Кстати, что он поделывает, Пчелинцев? За окном лишь сумерки…
Я бодро топал до садоводства, чувствуя, как рассасывается неприятный осадок — та самая тошнотная сода, которой когда-то переел.
Кажется, я шел по улочке Астрономов, когда из темных кустов, как костлявая длань кощея, высунулась рука, крепко ухватила меня за куртку и с необоримой силой втащила во мрак. Осознав это, я хотел что-то сделать — размахнуться, крикнуть, вырваться… Но в том свете, который еще остался у сумерек и просочился в кусты, блеснули стекла очков.

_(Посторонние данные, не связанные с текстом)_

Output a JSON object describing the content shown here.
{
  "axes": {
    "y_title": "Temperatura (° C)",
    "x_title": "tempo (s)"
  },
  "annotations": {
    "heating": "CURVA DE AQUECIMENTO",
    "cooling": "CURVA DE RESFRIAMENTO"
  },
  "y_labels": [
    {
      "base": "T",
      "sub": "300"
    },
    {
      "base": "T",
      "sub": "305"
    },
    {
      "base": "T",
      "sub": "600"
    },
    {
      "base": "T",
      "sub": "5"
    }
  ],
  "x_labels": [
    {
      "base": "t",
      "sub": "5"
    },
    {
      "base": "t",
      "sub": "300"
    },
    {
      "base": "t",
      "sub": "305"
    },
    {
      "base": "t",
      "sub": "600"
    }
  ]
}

— Громко не говори, — попросил Пчелинцев.
— А что случилось?
— Засада.
— На вора?
— Хуже, шишки-едришки.
Мы сидели на корточках у штакетника, в зарослях черноплодной рябины. С той стороны забора кусты вырубили, и прямо перед нами стоял неосвещенный дом — до его входа было метров пять. Вероятно, листва и сумерки скрывали нас.
— Он с напарником в машине за оградой садоводства, — прошептал Пчелинцев.
— Да кто?
— Ты в Эрмитаже бывал?
— Разумеется.
— Сушеного фараона видел?
— Мумию?
— Так он похуже мумии.
По улочке шел человек. Не доходя до нас, он открыл калитку и направился к дому за штакетником. Пчелинцев нажал мне на плечо — мол, сиди, — выскочил из черноплодки, догнал человека уже у крыльца и неестественным, каким-то бандитским рыком спросил:
— Закурить есть?
Человек вздрогнул и обернулся.
— А-а, сторож.
— Он, — миролюбиво согласился Пчелинцев.
— Я ведь не курю.
— Тогда извините.
— А вы… дежурите?
— Поглядываю, чтобы не шаромыжничали.
И Пчелинцев вернулся в черноплодку. Я ничего не понимал. Допустим, вор приехал с напарником обворовать дом. Но он вошел в него по-хозяйски, зажег везде свет, застучал, задвигал мебель. И со сторожем они друг друга знают.
— Пока он без второго, в разведке, — шепнул Пчелинцев.
— Да что разведует-то?
— Спугнуть бы его.
Он вновь подавил мне плечо, вышел из кустов, миновал калитку и стукнул в дверь. Та открылась — я увидел на свету тощую фигуру мужчины.
— Не знаете, как сыграли? — поинтересовался Пчелинцев.